Salesforce crawler - configuration properties
The Salesforce crawler crawls Salesforce databases.
The Create crawler: Salesforce screen is where you enter the configuration parameters for this crawler. For more detailed information on using the Salesforce crawler, see Salesforce Connector Considerations
Prerequisites
To run the Salesforce crawler, you need to generate Java™ SOAP binding libraries. The following links explain how to generate the libraries. Create two libraries from Partner WSDL and Metadta WSDL
The following JAR files must be mounted and available in the local filesystem and are accessible from Watson™ Explorer. For more information, see Providing access to the local filesystem from Watson Explorer oneWEX.
- force-partner.jar (from Partner WSDL)
- force-metadata.jar (from Metadata WSDL)
- force-wsc.jar (from Force Wsc)
- commons-beanutils.jar (from Apache Commons BeanUtils)
Crawler Properties
- Crawler name
- The name of the crawler. Alphanumeric characters, hyphens, underscores, and spaces are allowed.
- Crawler description
- A description of the crawler.
- Advanced options
-
- Maximum document size
- The maximum size is 131,071 bytes.
- When the crawler session is started
- Specifies which content to crawl.
Data Source Properties
- User name
- The user name to call the Salesforce API.
- Password
- The password of the specified user .
- Security Token
- The security token of the user to call Salesforce API.
- JAR location
- The path to the prerequisite JAR libraries. The folder that contains the JAR libraries must be mounted so it is available. For more information, see Providing access to the local filesystem from Watson Explorer oneWEX.
- All Versions
- Enable this option to crawl all versions of the object type ContentVersion.
- Sandbox
- Enable this option to crawl the Salesforce Sandbox.
- Batch size
- The number of records to fetch by a single Salesforce query. However Salesforce API does not always respect this value. For more information, see Change the Batch Size in Queries.
- Object Types
- Specifies the object types to crawl. The default behavior is to crawl all object types. For custom object names, append __c in order to match the Salesforce API convention for custom object names. For example, for MyCustomObject specify MyCustomObject__c. Do not specify comment objects such as FeedComment, CaseComment, IdeaComment without FeedItem, Case, Idea respectively. If you specify a tag object you must also specify its parent. For example, AccountTag without Account.
Crawl space Properties
You can find and add multiple crawl spaces for a Salesforce crawler. For instructions, see Finding and adding crawl spaces in a Salesforce crawler.
Crawler plug-in
Data source crawler plug-ins are Java applications that can change the content or metadata of crawled documents. You can configure a data source crawler plug-in for all non-web crawler types. For more information, see Crawler plug-ins.

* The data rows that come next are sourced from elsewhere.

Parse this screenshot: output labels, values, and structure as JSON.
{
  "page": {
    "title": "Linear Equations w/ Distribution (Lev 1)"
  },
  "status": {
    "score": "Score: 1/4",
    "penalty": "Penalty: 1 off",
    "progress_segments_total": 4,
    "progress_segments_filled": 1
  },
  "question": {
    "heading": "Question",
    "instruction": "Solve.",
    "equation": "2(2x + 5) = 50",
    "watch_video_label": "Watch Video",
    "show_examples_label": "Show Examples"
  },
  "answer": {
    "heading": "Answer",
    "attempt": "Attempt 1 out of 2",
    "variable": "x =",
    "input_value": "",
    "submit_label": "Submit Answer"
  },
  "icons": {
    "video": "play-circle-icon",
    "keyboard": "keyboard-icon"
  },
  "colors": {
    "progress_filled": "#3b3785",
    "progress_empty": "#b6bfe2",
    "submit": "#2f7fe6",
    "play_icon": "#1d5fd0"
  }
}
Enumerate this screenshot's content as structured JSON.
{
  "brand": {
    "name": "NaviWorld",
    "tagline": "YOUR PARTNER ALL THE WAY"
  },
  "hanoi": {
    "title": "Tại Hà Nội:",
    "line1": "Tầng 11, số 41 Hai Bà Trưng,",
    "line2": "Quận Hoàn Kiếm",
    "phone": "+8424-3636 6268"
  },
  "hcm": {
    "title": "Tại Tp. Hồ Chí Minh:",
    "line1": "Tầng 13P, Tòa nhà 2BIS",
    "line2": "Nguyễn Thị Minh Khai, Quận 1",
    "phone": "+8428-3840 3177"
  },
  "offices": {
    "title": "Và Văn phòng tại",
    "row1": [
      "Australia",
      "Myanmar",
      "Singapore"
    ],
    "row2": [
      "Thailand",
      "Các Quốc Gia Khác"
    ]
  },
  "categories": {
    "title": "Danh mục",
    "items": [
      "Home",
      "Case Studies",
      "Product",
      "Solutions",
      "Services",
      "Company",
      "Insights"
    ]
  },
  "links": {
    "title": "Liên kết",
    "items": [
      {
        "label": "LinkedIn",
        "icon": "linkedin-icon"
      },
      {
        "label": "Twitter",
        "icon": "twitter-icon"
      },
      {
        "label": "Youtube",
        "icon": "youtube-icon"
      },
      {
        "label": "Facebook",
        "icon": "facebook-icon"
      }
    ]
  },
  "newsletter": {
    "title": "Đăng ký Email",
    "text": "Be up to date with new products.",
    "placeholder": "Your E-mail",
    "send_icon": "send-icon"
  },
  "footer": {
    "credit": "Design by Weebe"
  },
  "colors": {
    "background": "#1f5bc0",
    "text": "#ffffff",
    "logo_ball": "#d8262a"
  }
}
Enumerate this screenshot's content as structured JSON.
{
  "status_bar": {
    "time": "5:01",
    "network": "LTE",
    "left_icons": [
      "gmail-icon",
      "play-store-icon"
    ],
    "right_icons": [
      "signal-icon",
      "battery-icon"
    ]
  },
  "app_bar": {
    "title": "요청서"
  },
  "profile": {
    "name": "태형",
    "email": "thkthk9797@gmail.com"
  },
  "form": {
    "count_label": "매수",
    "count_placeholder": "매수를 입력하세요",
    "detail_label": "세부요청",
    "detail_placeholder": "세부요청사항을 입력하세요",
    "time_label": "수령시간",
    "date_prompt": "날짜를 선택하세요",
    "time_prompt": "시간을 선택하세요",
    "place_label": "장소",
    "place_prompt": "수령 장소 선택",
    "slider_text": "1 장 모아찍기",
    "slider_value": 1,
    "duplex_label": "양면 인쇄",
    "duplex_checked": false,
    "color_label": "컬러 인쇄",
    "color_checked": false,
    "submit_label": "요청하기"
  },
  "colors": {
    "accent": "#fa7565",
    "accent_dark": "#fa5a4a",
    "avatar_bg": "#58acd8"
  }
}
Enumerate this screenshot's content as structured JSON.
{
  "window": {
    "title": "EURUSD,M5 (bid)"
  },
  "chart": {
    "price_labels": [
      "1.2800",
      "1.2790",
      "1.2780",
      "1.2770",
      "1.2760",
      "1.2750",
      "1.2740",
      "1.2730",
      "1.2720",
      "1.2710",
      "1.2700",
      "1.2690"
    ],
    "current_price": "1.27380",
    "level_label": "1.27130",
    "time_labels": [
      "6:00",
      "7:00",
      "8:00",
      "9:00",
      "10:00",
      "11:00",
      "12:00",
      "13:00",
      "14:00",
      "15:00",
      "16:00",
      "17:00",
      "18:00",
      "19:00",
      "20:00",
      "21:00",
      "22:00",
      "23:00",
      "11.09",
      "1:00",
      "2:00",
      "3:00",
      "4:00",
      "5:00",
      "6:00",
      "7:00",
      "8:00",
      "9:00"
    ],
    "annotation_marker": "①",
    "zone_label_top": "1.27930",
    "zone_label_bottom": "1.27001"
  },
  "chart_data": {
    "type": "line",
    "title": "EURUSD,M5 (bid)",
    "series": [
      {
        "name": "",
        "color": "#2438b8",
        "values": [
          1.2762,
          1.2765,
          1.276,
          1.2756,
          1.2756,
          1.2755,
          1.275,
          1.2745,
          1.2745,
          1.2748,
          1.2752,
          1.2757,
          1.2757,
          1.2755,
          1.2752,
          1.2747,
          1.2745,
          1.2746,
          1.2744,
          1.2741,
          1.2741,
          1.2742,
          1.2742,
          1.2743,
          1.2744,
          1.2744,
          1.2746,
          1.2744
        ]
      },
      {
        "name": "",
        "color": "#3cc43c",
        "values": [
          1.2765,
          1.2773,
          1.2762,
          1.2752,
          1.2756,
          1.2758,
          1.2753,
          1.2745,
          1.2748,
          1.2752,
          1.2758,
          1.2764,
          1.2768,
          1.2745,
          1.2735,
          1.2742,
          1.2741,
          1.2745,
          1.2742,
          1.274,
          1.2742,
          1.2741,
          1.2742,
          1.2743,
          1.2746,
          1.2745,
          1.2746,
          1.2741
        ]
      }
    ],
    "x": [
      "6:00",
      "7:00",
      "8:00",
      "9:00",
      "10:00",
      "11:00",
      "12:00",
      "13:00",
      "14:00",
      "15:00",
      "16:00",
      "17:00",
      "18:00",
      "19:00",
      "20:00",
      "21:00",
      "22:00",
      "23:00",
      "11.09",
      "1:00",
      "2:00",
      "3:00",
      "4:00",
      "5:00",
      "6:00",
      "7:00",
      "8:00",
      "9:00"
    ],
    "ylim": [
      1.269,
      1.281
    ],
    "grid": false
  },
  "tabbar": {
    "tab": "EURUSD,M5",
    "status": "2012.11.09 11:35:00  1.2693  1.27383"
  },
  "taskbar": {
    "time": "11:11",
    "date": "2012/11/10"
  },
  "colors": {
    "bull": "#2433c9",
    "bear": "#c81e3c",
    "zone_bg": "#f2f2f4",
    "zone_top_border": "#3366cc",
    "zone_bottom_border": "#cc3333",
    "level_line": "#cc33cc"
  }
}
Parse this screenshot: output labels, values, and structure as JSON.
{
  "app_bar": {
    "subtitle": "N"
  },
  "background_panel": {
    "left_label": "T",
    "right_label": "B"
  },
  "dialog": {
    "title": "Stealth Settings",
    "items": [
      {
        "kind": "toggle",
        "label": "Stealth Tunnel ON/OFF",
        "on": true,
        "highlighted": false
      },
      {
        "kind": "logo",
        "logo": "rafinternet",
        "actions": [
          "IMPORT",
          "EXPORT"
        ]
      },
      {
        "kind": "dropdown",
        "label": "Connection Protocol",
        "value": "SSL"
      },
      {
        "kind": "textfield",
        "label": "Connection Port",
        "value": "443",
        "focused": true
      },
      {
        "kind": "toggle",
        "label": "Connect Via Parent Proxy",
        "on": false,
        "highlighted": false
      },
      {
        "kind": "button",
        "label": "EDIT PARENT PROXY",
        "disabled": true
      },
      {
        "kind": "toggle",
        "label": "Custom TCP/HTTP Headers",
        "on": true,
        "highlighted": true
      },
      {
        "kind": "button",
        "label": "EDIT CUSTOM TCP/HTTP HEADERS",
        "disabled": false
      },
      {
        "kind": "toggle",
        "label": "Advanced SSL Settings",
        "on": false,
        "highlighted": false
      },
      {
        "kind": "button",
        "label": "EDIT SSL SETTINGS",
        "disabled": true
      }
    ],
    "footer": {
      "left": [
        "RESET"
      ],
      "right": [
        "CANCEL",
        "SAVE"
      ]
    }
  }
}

- Enable the crawler plug-in
- Enable this option when you use the crawler plug-in.
- Plug-in class name
- The class name for the crawler plug-in.
- Plug-in class path
- The JAR file location of the crawler plug-in. The folder that contains the JAR file must be mounted so it is available. For more information, see Providing access to the local filesystem from Watson Explorer oneWEX.